Процесс — страница 8 из 8

Но все это — дело техники. Мы этим займемся позже. А сейчас, отправляйтесь-ка спать, любимый вы мой Иосиф Виссарионович. Думаю, пока вы были тут, у меня, помещение ваше, наконец, прекрасно проветрилось. Семен Осипыч Катеринин, в общем, был прав, когда говорил, что комната у вас душная и насквозь прокуренная. Старайтесь поменьше курить, берегите здоровье.

Ротшильд обнял его слегка за талию и сказал на прощание:

— Вот увидите, мы великолепно с вами поладим...

Они и в самом деле неплохо поладили. Бывая часто у Ротшильда, он уже не испытывал неловкости, когда просил о мелких поблажках. Правда, от мытья параши ему освободиться не удалось, но Ротшильд обещал распорядиться о выдаче туалетного мыла, а также о том, чтобы умывание производилось после мытья параши, и обещания свои сдержал. Он, в свою очередь, нередко шел навстречу просьбам Ротшильда. Например, когда тот пожаловался, что в деле не хватает новых имен, он назвал Циркера, Катеринина и генерал-полковника Халилова, чем Ротшильда особенно обрадовал. У них и вкусы сблизились: теперь за ужином они оба пили либо вино, либо коньяк.


ШМАКОВ


Месяца через три его вдруг подняли перед самым рассветом. И он сразу понял, что что-то случилось: к Ротшильду его водили около полуночи, поскольку оба они были «совами» и предпочитали именно перед рассветом отправляться в постель. Но и на этот раз он не слишком взволновался: следствие еще не закончилось, так что ни о суде, ни, тем более, о расстреле не могло быть и речи.

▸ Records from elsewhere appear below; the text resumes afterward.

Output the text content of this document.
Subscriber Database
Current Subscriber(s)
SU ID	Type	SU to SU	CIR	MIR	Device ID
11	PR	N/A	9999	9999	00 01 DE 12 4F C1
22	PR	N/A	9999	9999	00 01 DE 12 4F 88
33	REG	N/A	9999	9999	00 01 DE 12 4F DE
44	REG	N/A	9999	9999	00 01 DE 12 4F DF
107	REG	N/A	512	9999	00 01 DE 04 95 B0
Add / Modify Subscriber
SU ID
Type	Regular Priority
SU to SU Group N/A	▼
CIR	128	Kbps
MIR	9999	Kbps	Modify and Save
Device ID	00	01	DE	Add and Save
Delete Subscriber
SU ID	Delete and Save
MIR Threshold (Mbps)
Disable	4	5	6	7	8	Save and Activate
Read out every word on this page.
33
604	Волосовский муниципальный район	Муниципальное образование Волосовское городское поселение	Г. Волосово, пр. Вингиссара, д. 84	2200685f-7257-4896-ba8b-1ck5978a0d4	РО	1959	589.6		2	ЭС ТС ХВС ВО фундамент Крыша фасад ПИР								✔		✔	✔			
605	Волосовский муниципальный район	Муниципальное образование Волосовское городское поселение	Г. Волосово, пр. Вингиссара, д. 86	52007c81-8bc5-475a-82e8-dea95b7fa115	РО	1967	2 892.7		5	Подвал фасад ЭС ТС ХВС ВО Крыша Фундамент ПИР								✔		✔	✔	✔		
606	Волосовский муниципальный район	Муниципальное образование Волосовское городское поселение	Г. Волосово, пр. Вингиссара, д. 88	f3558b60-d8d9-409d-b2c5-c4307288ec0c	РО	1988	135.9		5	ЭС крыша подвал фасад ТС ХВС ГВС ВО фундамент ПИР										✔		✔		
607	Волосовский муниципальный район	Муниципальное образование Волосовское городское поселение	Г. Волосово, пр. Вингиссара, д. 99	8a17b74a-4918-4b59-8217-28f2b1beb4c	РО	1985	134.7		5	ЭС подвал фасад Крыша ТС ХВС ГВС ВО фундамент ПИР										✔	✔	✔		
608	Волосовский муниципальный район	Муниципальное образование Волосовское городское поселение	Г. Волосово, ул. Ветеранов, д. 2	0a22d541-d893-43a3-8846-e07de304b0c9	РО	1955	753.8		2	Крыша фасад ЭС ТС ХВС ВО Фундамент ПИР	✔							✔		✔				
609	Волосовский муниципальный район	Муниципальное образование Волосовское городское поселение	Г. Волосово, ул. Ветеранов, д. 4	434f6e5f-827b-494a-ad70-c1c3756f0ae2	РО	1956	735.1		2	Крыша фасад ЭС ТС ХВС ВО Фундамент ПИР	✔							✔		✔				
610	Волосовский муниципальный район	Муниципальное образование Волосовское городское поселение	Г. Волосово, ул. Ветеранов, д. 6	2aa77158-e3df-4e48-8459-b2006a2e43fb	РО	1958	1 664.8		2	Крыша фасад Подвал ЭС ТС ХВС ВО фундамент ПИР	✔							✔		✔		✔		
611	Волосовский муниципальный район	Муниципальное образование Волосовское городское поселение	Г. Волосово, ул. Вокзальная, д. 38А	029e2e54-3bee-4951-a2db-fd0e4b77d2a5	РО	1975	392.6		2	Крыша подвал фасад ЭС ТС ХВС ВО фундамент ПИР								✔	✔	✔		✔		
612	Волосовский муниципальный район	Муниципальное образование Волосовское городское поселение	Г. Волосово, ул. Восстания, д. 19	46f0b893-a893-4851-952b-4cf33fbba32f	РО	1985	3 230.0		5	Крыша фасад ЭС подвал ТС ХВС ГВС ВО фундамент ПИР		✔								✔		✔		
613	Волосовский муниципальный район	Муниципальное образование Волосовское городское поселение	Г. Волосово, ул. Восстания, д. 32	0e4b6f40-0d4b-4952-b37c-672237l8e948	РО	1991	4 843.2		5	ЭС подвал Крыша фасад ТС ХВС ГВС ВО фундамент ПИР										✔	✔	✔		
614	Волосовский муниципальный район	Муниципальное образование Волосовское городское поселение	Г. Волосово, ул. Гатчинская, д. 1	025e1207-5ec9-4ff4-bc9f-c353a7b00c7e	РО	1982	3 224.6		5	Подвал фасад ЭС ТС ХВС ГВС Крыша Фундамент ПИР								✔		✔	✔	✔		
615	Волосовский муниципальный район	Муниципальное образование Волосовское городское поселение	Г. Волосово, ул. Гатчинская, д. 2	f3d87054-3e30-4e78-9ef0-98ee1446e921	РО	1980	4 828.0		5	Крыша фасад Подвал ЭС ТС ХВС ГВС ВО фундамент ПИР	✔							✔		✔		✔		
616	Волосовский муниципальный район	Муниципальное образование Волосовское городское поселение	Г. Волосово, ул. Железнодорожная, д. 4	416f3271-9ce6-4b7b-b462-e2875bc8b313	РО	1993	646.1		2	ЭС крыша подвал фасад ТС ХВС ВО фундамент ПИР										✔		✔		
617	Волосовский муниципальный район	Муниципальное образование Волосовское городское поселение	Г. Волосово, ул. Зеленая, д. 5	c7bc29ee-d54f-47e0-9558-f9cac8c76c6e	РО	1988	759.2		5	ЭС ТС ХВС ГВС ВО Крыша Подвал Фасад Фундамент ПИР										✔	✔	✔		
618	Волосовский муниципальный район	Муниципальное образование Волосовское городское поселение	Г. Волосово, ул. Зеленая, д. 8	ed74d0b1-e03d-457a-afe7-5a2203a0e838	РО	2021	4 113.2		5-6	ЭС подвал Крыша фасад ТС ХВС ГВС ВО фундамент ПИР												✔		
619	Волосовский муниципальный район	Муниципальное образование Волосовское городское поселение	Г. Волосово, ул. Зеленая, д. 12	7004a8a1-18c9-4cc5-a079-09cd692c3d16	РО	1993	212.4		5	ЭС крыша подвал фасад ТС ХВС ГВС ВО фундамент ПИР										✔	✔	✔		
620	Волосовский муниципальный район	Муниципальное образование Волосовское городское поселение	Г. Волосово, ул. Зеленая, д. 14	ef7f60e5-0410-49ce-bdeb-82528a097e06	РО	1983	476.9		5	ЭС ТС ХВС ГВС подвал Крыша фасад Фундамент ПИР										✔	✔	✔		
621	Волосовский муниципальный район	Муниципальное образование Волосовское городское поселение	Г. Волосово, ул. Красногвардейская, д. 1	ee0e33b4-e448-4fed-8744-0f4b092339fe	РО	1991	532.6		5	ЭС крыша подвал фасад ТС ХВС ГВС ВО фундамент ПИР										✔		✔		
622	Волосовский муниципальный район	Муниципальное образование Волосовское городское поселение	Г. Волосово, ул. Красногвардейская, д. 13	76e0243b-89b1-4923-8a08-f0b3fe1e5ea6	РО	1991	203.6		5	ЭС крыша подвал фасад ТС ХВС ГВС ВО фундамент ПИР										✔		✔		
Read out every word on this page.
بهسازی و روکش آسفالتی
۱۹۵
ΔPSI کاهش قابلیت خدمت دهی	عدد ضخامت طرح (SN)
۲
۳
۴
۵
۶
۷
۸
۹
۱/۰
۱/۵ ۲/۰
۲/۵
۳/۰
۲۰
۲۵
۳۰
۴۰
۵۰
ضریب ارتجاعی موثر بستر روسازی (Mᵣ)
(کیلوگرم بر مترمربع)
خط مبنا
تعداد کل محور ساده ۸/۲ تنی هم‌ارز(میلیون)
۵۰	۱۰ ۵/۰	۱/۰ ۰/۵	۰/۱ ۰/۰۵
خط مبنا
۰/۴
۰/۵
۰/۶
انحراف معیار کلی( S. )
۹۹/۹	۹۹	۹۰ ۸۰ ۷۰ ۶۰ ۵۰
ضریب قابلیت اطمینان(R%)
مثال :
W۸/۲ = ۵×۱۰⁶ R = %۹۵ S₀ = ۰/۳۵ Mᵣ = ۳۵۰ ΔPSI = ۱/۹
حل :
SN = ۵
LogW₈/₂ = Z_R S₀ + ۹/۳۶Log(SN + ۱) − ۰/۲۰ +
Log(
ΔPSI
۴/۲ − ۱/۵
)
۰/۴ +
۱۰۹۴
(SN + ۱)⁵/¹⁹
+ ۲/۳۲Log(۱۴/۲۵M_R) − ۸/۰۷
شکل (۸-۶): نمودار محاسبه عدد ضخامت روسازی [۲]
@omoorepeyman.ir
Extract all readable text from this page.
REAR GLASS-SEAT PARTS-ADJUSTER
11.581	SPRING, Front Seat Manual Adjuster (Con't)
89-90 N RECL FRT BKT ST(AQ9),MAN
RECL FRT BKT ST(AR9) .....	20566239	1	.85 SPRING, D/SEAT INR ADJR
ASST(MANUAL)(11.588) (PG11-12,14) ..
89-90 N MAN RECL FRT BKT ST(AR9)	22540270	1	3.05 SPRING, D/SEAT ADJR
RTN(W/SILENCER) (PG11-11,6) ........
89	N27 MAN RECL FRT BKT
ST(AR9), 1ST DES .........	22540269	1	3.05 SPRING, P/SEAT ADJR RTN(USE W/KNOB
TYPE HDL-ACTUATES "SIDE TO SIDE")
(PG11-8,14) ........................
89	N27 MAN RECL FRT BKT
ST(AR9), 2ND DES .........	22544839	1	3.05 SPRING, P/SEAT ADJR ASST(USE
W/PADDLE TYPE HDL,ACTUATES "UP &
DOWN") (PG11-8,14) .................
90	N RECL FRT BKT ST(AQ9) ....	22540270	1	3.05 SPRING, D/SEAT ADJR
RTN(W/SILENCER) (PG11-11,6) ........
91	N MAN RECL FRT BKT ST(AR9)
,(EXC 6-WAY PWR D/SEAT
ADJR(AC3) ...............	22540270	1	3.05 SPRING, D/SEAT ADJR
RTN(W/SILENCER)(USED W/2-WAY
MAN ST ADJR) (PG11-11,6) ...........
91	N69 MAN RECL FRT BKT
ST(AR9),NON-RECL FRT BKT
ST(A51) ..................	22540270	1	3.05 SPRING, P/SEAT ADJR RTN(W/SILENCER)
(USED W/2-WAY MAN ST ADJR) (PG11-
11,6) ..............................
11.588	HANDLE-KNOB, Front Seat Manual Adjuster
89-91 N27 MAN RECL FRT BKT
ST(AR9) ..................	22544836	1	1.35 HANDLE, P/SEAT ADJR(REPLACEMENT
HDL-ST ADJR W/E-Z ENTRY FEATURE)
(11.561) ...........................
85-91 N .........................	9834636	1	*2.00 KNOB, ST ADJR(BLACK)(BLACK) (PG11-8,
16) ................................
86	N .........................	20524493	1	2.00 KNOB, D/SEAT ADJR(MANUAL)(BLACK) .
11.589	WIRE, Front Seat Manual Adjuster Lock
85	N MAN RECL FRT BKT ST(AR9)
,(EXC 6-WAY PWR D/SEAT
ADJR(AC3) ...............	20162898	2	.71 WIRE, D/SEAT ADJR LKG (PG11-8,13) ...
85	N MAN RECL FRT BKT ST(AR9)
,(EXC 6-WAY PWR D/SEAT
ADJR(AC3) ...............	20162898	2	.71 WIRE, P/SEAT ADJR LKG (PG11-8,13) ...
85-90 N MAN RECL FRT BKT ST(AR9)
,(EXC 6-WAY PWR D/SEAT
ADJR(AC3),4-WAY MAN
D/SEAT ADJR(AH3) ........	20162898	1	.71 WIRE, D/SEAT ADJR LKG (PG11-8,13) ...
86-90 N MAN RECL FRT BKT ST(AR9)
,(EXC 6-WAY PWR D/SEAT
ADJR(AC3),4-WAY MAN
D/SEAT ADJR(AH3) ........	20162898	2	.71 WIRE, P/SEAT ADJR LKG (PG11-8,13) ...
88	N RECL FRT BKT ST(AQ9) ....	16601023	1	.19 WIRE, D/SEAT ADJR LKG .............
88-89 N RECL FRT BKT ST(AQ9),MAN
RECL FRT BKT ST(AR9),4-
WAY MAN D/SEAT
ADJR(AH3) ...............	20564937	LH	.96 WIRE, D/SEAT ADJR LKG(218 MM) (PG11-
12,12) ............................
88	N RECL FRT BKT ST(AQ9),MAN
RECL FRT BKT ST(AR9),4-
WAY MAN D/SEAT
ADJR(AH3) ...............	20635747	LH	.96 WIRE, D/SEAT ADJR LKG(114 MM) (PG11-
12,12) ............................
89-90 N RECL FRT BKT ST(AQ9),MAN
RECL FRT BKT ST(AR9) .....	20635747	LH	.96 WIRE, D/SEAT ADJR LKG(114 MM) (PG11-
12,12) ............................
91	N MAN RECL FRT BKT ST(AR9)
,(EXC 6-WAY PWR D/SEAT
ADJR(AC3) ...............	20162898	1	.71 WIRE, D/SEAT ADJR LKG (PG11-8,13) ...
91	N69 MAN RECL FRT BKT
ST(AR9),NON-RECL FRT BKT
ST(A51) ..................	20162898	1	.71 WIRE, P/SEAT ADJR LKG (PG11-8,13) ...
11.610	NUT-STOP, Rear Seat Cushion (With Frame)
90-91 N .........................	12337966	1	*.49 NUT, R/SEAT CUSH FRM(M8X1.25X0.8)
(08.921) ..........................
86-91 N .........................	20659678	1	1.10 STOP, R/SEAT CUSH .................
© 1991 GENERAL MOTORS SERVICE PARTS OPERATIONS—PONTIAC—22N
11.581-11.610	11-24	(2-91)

При входе в кабинет Ротшильда его встретил свет яркой настольной лампы, бьющий прямо в лицо, тот самый свет, которого он опасался, когда переступал порог этого кабинета впервые, и которого тогда и в помине не было. И он застыл на пороге — не столько даже от нестерпимости света, сколько от неожиданности этой, нанесенной ему Гулько обиды.

— Сядь на стул! — раздалось из темноты за лампой, темноты такой густой, что не различить было там никакой шевельнувшейся тени, хотя, судя по шуму отодвигавшегося кресла, говоривший встал. В голосе говорившего была какая-то нарочитость, какая-то искусственная хриплая натужность. И это (как он отметил для себя с удовлетворением) совершенно определенно не был голос Ротшильда. Голос был груб, но (как он отметил уже с удивлением) искренней злости в нем не было.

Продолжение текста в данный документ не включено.